Decoding the origins of childhood cancer
Alexandra Avgustinova
Institut de Recerca Sant Joan de Déu and IRB Barcelona
Nearly 25% of all cancers harbour mutations in constituents of the SWI/SNF chromatin remodelling complexes, indicating a potentially functional role of chromatin accessibility dysregulation in oncogenic transformation. Indeed, biallelic inactivation of the SWI/SNF subunit SMARCB1 is a hallmark feature (>95% penetrance) of malignant rhabdoid tumours (MRTs), and constitutes the only recurrent mutation in these tumours. MRTs are remarkably genomically simple tumours: chromosomal aberrations are rare, and their genomic mutation rate is among the lowest of any cancer. Hence, SMARCB1-loss in MRTs is the purest known instance of epigenetically-driven oncogenic transformation. MRTs are highly malignant and heterogeneous paediatric cancers usually diagnosed in infants <2 years of age. Prognosis is abysmal due to fast tumour growth, local invasiveness and metastasis, with 5-year survival of <20%. Current treatment strategies involve a multimodal regimen combining tumour resection, radiotherapy and chemotherapy; the young patient age results in serious long-term sequelae of treatment, including severe motor, visual and cognitive impairment. Moreover, both chemotherapy and radiotherapy are mutagenic, and hence will give rise to clonal tumour heterogeneity in a previously genomically simple tumour, thereby enhancing its evolutionary prowess and resulting in a potentially more complex disease to treat.

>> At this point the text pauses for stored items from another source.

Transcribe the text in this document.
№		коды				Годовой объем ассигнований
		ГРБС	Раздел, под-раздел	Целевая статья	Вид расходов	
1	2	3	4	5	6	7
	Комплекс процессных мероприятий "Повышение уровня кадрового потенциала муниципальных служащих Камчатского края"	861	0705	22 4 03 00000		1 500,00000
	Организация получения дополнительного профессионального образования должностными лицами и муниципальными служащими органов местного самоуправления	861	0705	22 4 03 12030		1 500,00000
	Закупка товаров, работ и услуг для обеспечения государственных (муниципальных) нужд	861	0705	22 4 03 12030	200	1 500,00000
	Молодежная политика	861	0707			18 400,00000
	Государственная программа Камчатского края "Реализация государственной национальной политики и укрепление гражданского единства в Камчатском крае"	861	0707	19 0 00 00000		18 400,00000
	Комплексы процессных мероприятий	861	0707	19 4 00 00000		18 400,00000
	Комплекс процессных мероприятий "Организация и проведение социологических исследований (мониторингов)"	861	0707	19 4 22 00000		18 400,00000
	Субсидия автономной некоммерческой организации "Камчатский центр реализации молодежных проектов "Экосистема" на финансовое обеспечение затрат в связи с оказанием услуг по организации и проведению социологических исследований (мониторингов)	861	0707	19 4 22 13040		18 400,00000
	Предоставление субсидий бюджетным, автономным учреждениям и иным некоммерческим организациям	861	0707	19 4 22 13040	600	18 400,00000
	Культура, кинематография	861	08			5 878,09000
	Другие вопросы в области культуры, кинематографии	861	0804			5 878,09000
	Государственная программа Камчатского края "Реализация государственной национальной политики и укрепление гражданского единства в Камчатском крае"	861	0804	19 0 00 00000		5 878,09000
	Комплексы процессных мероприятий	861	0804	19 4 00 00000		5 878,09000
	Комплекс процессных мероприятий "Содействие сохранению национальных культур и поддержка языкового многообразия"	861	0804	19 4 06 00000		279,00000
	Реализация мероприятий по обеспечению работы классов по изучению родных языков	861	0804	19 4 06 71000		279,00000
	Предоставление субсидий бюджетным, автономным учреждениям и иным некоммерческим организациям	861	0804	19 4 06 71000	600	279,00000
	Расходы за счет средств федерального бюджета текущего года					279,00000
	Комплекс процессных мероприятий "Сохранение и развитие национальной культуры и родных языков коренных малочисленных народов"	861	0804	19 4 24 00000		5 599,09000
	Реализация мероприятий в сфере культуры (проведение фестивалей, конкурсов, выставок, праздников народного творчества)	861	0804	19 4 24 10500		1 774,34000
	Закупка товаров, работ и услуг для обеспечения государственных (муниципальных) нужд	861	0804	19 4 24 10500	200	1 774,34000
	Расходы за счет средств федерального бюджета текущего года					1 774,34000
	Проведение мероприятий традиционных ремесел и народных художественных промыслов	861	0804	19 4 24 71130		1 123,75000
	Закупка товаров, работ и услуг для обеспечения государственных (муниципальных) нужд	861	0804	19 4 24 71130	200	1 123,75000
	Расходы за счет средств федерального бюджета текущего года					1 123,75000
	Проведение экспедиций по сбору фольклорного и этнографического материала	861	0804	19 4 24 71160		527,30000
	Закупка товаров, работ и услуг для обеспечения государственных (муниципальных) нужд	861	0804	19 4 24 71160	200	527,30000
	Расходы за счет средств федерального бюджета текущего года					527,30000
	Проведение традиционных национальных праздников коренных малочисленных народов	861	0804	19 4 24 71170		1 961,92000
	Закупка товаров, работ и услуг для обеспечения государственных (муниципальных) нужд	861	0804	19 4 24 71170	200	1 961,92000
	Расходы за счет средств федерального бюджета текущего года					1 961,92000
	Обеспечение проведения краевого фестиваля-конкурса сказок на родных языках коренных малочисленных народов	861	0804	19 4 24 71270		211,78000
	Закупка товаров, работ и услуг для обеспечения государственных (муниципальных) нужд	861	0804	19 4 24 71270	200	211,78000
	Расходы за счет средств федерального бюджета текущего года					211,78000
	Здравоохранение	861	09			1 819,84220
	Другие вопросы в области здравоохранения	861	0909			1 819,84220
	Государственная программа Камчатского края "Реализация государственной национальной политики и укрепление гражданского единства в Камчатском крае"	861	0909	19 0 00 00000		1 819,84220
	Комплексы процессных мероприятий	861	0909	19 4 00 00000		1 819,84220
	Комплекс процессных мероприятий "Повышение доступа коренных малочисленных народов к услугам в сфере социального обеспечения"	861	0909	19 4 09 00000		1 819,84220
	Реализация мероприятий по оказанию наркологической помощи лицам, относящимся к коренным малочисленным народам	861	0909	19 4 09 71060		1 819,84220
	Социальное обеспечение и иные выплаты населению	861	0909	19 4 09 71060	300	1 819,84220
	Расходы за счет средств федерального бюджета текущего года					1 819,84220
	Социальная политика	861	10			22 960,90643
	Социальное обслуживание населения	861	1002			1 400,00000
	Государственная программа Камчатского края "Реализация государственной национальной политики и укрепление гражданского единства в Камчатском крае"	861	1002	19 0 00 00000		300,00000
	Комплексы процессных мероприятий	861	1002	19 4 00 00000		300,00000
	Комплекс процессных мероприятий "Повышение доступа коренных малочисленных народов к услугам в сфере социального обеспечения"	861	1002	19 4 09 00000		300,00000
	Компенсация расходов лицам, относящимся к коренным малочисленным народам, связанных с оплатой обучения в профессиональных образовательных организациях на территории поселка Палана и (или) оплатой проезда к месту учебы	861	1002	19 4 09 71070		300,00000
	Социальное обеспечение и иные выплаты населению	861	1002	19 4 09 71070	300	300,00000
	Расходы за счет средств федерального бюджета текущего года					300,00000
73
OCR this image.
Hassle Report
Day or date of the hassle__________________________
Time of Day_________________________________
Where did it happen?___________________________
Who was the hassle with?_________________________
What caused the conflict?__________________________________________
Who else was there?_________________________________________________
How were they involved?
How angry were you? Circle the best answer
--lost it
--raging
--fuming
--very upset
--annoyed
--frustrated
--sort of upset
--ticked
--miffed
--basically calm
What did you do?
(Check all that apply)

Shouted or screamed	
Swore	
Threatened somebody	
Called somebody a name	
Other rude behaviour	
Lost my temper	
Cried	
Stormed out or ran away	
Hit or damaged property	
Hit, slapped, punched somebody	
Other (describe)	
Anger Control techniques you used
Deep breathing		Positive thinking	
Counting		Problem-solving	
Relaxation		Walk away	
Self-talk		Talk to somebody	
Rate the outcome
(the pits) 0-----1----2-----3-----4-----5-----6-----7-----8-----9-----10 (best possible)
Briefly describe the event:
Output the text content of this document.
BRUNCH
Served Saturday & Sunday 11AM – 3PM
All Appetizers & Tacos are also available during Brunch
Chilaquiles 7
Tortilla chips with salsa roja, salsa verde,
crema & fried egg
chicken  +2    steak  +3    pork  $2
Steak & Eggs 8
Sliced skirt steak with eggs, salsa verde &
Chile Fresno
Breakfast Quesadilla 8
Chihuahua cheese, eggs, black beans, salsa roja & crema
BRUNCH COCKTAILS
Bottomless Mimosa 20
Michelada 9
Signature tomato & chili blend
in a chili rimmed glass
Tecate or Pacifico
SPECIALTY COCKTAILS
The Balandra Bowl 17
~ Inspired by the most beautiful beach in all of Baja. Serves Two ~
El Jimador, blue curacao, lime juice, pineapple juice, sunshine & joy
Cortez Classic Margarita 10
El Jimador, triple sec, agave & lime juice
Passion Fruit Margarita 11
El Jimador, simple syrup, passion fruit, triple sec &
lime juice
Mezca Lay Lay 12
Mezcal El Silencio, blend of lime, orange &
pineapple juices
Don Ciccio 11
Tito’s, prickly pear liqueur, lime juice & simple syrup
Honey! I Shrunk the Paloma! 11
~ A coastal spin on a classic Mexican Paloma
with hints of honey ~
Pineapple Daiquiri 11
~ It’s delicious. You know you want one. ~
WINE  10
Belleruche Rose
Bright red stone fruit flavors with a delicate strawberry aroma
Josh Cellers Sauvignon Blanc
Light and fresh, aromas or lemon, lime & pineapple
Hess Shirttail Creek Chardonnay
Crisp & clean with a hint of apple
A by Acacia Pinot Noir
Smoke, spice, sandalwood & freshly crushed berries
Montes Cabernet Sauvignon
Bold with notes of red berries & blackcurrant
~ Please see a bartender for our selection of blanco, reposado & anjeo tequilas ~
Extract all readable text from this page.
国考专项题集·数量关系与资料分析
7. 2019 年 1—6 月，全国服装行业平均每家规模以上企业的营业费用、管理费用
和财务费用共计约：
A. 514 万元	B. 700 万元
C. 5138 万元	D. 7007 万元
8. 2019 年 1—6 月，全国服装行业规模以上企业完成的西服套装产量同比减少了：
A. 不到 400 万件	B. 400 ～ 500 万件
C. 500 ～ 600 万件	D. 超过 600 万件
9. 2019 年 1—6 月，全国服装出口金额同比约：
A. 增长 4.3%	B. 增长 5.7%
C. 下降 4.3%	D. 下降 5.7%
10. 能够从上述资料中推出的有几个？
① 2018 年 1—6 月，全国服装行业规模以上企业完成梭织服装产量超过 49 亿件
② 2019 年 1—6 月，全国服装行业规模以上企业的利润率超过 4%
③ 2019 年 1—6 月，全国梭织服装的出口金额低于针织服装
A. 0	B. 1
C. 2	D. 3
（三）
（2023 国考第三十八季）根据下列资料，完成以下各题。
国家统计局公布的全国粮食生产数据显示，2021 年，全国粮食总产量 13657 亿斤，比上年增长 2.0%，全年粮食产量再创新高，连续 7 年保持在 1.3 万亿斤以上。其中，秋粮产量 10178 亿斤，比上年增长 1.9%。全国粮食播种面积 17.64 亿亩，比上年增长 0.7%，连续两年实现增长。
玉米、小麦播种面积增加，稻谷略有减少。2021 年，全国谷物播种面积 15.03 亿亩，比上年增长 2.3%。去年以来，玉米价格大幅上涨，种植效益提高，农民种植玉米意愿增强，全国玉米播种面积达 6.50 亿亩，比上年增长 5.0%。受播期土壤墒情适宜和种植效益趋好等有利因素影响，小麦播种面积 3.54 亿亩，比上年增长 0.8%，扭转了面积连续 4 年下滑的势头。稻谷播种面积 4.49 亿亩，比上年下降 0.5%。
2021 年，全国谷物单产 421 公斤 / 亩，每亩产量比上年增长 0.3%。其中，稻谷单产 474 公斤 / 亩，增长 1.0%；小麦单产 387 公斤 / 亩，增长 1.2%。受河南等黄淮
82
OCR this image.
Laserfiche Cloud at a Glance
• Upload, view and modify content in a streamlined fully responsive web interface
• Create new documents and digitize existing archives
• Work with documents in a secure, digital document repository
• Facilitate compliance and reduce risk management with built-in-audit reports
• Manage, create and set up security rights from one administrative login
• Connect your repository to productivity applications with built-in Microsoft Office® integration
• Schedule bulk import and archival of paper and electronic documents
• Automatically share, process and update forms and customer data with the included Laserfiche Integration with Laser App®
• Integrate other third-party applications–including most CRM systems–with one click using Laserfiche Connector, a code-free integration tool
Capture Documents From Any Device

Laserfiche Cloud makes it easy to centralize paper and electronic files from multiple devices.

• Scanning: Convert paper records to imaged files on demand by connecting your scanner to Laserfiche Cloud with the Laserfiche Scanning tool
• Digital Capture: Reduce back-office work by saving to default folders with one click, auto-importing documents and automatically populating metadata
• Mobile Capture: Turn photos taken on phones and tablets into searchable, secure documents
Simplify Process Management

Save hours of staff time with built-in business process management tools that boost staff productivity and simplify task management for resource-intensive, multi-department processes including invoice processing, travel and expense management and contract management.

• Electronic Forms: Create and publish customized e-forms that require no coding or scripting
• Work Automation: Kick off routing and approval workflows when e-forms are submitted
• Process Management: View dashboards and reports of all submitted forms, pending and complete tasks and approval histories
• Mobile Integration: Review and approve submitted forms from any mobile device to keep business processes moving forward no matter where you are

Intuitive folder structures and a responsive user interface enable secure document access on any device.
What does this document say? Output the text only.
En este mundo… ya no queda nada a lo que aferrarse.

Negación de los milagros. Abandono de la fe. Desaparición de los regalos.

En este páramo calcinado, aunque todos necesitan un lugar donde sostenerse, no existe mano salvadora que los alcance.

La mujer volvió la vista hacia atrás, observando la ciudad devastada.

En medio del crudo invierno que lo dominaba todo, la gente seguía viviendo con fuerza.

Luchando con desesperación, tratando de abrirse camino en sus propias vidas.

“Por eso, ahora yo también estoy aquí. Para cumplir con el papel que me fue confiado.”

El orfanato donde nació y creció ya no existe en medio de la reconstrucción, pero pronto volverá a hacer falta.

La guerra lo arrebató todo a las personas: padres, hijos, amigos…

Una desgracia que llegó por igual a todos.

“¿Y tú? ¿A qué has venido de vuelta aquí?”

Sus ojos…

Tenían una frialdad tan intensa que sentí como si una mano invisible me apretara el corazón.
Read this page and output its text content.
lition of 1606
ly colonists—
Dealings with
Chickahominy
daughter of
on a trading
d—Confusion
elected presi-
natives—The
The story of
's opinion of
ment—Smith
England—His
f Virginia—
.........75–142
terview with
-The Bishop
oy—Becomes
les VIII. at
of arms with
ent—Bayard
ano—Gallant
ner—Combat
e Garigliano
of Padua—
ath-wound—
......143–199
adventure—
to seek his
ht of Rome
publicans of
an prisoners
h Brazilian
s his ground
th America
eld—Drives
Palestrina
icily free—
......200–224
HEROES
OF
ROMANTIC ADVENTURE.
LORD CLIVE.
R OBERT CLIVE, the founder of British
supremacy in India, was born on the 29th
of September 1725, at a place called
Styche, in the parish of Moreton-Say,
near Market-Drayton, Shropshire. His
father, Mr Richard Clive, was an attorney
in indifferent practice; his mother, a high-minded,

Therefore, there is an urgent need to understand the mechanisms of epigenetically-driven malignant transformation to allow for the pursuit of more personalised and less toxic and mutagenic approaches to MRT treatment. Important outstanding questions include: What is the cell-of-origin of MRTs? How does epigenetic reprogramming in this cell-of-origin cause malignant transformation? Can we reverse these epigenomic alterations to trigger terminal differentiation of MRTs?
To answer these questions, we combine state-of-the-art single-cell genomics, spatial transcriptomics, lineage tracing and different childhood cancer in vitro and in vivo models. Based on our findings we hope to unlock targeted treatments for MRT patients.